It's safe to say that everyone has come across the expressions 20/20 vision and visual acuity. But what do these terms truly mean? Having a proper understanding of them will enlighten you as to how your eye care professional evaluates your eyes during your eye exam.
The term 20/20 vision actually refers to the accuracy of eyesight from 20 feet away. If you've been told you have 20/20 vision, that means that from twenty feet away you can clearly see what is normally seen from that distance. 20/20 vision is really just a standard measurement. Many people can even see better than 20/20; for example, vision that measures 20/15, so what they could see at 20 feet, a person with normal vision might only be able to discriminate from 15 feet.
Both eyes are examined one after another. During the part when you're asked to read the letters on the eye chart aloud, the smallest letters you can clearly see determine the visual acuity of the eye that's being examined.
But 20/20 eyesight doesn't necessarily mean that your eyesight is totally free of flaws, because it only indicates how sharply you see at a distance.
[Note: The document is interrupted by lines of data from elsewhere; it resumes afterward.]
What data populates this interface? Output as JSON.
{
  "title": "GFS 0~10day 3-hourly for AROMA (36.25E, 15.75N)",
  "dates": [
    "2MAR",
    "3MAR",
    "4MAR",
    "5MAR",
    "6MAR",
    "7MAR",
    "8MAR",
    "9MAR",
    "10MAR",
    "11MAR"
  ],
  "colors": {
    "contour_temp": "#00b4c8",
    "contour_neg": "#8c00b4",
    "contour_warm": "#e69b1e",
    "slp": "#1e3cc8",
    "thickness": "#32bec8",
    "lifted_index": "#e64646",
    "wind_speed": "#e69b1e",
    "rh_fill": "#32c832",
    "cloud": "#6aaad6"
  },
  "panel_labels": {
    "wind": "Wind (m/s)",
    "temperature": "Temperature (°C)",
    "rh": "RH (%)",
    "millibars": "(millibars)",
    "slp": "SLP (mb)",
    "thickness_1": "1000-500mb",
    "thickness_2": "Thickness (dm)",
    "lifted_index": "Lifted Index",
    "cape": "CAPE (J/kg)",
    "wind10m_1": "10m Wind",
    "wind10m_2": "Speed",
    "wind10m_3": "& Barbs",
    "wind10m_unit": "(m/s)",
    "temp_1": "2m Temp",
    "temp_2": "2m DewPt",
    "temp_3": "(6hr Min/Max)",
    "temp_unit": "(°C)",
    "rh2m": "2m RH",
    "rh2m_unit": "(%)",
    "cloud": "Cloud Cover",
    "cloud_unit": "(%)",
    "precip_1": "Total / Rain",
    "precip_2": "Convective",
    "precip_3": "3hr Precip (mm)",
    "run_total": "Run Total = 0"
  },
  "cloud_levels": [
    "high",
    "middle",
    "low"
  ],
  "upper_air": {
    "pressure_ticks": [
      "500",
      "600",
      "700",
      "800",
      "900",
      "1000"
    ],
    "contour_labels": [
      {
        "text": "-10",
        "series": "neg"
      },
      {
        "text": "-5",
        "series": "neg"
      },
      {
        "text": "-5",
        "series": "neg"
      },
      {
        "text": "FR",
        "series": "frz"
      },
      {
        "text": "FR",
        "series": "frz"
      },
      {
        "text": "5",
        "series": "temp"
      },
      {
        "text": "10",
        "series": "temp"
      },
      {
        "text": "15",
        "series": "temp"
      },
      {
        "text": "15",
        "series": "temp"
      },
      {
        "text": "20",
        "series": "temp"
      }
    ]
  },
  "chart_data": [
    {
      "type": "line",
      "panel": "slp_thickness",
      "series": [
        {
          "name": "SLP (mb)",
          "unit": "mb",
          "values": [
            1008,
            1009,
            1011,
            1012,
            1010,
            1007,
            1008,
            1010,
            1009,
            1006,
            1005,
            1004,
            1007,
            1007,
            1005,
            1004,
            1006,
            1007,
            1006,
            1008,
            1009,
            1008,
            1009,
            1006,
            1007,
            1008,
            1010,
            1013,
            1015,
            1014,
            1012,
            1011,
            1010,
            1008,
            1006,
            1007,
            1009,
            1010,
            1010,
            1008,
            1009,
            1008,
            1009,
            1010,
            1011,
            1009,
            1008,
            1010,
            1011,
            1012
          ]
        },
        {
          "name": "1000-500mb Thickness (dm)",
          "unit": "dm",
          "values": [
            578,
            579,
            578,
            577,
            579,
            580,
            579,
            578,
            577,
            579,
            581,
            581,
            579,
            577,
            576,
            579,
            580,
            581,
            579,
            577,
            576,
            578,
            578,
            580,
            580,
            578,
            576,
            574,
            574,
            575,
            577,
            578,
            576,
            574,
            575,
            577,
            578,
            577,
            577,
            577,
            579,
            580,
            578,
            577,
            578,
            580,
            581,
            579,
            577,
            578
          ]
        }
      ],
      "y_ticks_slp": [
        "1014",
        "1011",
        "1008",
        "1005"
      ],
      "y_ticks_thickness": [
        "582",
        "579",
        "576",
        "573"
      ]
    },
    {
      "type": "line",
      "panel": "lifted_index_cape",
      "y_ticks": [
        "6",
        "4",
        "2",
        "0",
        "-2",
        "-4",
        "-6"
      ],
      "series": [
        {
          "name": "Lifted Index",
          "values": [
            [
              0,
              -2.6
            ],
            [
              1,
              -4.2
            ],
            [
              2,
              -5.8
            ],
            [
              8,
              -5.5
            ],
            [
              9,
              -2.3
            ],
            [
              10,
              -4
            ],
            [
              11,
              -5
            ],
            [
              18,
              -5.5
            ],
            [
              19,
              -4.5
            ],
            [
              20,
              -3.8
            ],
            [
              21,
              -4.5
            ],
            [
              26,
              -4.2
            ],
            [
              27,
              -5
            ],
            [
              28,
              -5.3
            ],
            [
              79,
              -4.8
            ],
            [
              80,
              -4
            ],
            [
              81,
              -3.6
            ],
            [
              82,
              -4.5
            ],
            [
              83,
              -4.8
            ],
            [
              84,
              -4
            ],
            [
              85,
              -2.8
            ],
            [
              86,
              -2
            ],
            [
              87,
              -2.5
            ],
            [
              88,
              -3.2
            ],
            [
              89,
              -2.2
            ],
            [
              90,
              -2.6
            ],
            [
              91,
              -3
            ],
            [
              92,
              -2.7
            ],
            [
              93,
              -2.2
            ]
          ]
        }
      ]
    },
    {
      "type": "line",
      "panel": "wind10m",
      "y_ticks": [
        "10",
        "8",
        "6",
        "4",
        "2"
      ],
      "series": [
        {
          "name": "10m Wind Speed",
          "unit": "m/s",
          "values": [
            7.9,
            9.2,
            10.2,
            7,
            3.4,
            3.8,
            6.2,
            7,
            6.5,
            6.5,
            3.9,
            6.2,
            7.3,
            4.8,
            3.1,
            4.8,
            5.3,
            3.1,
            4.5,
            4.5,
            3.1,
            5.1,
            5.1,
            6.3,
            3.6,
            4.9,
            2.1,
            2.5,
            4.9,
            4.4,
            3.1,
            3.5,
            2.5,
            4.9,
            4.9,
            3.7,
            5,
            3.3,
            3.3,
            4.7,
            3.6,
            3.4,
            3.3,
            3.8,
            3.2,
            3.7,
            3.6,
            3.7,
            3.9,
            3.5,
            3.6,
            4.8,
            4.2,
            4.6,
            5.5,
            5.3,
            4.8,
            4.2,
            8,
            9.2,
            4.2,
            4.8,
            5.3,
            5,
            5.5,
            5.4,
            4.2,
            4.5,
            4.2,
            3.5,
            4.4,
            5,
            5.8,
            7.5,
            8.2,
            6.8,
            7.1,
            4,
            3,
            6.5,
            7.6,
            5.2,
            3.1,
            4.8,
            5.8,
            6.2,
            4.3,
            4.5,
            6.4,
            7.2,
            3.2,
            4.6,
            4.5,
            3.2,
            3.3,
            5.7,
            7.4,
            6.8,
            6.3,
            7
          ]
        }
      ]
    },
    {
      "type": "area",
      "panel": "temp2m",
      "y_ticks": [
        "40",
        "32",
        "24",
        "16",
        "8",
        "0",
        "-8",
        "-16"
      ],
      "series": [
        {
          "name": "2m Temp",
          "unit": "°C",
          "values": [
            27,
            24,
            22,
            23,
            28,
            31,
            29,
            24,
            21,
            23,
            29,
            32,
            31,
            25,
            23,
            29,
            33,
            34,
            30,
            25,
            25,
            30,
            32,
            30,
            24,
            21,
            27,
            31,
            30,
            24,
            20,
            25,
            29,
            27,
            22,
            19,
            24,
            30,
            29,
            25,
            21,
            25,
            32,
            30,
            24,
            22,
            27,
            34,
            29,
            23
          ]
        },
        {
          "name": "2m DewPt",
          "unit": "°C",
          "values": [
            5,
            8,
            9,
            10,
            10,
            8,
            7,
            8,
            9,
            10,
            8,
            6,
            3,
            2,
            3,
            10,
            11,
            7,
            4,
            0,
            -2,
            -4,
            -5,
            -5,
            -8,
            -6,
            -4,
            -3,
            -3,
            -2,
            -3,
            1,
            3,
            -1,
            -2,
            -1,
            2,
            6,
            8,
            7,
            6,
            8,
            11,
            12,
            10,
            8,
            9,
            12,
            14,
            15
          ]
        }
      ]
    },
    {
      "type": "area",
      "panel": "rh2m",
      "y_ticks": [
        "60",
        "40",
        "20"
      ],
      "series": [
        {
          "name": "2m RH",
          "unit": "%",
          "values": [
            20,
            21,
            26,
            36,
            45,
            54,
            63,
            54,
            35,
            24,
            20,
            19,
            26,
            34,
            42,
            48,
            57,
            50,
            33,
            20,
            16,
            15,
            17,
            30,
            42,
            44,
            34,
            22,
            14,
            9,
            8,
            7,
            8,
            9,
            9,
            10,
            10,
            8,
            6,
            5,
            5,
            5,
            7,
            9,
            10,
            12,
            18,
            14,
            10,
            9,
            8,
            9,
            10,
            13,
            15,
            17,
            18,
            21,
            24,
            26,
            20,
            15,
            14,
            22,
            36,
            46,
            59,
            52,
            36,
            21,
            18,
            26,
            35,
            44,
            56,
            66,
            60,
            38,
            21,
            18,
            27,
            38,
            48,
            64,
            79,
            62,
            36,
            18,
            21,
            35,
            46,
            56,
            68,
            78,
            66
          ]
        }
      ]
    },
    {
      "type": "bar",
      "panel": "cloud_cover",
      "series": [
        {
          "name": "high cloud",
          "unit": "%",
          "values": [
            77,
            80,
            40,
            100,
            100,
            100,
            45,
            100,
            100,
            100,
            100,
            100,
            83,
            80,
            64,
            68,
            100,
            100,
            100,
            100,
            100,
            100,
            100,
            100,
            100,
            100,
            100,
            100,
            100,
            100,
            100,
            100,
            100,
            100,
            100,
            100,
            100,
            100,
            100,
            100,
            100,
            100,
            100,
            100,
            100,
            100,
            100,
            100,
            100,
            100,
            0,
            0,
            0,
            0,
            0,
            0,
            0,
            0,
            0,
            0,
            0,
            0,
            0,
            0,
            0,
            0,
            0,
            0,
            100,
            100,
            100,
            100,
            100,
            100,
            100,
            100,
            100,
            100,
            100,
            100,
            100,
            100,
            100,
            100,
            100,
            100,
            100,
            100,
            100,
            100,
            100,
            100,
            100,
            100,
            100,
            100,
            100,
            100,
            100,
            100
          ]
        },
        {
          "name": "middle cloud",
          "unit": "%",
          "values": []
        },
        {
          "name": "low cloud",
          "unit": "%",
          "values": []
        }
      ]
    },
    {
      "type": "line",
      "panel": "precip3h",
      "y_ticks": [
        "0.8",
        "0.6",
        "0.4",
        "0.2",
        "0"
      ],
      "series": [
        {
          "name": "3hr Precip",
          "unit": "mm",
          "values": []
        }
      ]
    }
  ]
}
Other crucial sight skills; being able to focus on objects that are close by, contrast sensitivity, peripheral awareness, eye coordination, depth perception and color vision – these also contribute to your overall vision. And actually, a patient with 20/20 vision may have plenty of other eye-related health problems. People with damage to the retina as a result of glaucoma, diabetes, high blood pressure, or a range of other diseases might still have 20/20 vision, without the help of glasses. For this reason, your eye care professional always conducts a comprehensive eye exam, rather than just a regular eye chart test.